O escritor marfinense Armand Patrick Gbaka-Brédé, conhecido como GauZ, esteve pela primeira vez no Brasil e compartilhou suas impressões sobre o país, ressaltando tanto a riqueza da cultura negra quanto os desafios da desigualdade social. Em entrevista exclusiva, ele afirmou que a ideia que tinha do Brasil antes da chegada se transformou diante da realidade vivida no país.
GauZ destacou a complexidade da miscigenação brasileira, reconhecendo que, embora ela tenha se iniciado de forma violenta, continuará acontecendo de maneira natural e humanista. Para ele, o Brasil serve como exemplo de um futuro inevitável onde as populações se misturam sem imposição.
“Em 100 anos, será obrigatório que o mundo seja como o Brasil porque as pessoas vão se misturar pela vontade e não pela violência”, afirmou.
Um dos choques para o escritor foi constatar a desigualdade social no Brasil, especialmente o fato de que brancos e negros pobres convivem na mesma condição de vulnerabilidade. Essa percepção reforça que as divisões são, acima de tudo, sociais e não exclusivamente raciais.
Participando da Festa Literária Internacional do Pelourinho (Flipelô), em Salvador, GauZ falou sobre escravidão, imigração e colonialismo. Ele explicou que o conceito de África como continente foi moldado pela violência da escravidão, que uniu diferentes povos no navio negreiro.
“A violência moral e cultural da escravidão criou a África como a conhecemos hoje”, disse o escritor.
Ao comparar a escravidão histórica com o atual conflito em Gaza, GauZ apontou que ambas as situações são frutos da colonização europeia. Para ele, a solução para o conflito palestino não reside em Israel, mas nos países europeus que deram origem a essa violência.
“O que está acontecendo em Gaza é o mesmo processo colonial que aconteceu na América Latina e no Brasil”, destacou, ressaltando que a consciência do passado é fundamental para buscar justiça verdadeira.
O escritor defende que os países europeus assumam a responsabilidade histórica por suas ações e que não é justo que outros povos paguem por esses erros atuais. Ele citou o princípio jurídico do paralelismo das formas para sustentar essa ideia.
Experiência e obra
Na Casa Motiva, no Pelourinho, GauZ apresentou seu livro De pé, tá pago, lançado no Brasil após 11 anos da publicação original. A obra retrata a realidade dos imigrantes africanos em Paris, frequentemente relegados a trabalhos precários, especialmente na função de segurança de lojas.
“Na França, quase todos os seguranças são homens negros, o que revela uma relação direta entre pigmentação da pele, situação social e geografia”, explicou.
Ele criticou o sistema capitalista ao destacar que a ideia de segurança nas lojas é uma construção que justifica o controle social, criando uma falsa sensação de perigo para impulsionar o consumo.

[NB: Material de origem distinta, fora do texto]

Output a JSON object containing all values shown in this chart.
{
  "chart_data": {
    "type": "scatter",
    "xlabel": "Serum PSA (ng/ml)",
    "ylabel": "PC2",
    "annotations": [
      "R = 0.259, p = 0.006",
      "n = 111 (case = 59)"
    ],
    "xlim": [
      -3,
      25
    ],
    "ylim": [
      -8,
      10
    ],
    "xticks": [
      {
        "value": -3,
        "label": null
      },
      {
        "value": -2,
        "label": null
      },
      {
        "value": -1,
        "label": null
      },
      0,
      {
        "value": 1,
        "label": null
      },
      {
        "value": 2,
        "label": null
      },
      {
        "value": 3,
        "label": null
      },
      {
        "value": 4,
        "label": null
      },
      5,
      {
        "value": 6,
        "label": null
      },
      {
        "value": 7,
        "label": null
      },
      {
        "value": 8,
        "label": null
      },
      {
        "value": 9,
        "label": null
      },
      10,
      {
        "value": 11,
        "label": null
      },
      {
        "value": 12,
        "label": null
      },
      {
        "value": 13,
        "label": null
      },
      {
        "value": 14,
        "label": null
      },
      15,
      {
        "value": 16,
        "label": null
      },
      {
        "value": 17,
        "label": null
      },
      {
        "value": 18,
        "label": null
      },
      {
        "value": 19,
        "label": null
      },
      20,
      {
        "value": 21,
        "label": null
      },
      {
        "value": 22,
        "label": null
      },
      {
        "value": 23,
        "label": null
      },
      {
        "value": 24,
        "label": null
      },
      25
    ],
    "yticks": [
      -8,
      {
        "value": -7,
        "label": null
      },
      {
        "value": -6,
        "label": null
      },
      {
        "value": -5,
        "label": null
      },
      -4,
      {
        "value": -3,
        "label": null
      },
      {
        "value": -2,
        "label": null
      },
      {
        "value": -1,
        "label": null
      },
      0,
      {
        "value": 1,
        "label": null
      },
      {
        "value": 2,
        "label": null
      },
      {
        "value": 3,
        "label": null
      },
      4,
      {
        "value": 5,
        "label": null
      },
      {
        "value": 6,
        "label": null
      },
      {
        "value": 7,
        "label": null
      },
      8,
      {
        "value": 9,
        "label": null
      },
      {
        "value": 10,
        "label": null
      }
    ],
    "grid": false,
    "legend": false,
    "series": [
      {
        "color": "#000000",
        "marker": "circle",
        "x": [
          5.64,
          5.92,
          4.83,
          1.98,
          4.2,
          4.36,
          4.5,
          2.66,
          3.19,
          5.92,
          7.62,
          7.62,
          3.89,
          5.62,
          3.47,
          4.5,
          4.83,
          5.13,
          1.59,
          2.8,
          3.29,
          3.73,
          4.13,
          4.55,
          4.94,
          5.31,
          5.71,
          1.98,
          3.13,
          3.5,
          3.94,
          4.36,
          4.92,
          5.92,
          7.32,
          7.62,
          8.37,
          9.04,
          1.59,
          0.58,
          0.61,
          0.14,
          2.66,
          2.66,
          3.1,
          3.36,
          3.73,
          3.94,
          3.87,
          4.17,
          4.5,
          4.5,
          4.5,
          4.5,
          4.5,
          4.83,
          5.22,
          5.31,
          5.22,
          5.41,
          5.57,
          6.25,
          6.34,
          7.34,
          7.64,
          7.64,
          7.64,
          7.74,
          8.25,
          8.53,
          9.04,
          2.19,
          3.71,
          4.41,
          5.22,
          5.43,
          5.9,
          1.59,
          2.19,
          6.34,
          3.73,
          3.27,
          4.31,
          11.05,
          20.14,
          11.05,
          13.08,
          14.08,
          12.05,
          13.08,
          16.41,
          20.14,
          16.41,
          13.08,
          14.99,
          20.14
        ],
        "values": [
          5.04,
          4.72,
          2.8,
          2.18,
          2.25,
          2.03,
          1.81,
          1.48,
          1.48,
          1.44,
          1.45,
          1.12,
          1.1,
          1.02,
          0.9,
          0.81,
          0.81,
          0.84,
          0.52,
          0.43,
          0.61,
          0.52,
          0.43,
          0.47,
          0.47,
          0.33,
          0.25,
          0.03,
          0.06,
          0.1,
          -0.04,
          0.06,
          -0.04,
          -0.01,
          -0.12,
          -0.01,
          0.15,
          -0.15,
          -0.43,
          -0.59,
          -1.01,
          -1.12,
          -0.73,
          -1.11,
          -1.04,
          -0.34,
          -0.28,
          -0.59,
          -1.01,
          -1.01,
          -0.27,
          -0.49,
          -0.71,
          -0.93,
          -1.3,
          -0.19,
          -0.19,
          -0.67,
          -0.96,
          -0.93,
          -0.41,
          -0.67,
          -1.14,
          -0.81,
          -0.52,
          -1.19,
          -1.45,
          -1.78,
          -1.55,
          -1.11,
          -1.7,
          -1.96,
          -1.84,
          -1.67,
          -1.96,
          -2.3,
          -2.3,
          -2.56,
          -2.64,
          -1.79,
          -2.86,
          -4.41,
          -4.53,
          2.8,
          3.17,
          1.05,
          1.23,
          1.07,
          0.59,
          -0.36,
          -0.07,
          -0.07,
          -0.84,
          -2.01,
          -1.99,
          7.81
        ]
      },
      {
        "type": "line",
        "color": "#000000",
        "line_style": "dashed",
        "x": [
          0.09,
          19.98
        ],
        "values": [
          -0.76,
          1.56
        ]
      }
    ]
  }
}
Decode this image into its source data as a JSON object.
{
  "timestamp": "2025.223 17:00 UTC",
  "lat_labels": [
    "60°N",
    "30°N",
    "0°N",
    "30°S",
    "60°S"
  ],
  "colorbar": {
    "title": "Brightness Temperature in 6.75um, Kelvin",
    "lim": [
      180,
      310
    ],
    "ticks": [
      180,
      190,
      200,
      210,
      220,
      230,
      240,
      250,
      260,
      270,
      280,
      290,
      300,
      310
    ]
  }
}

Além de abordar o racismo e a imigração, o livro questiona o capitalismo e sua influência nas relações sociais, usando ironia e humor como ferramentas para provocar reflexão e conexão com o leitor.
GauZ afirma que sua escrita propõe uma nova literatura, que foge ao formato tradicional e utiliza a inteligência compartilhada como base para o humor presente na obra.
O evento Flipelô, que contou com a participação do escritor, encerrou sua programação no domingo.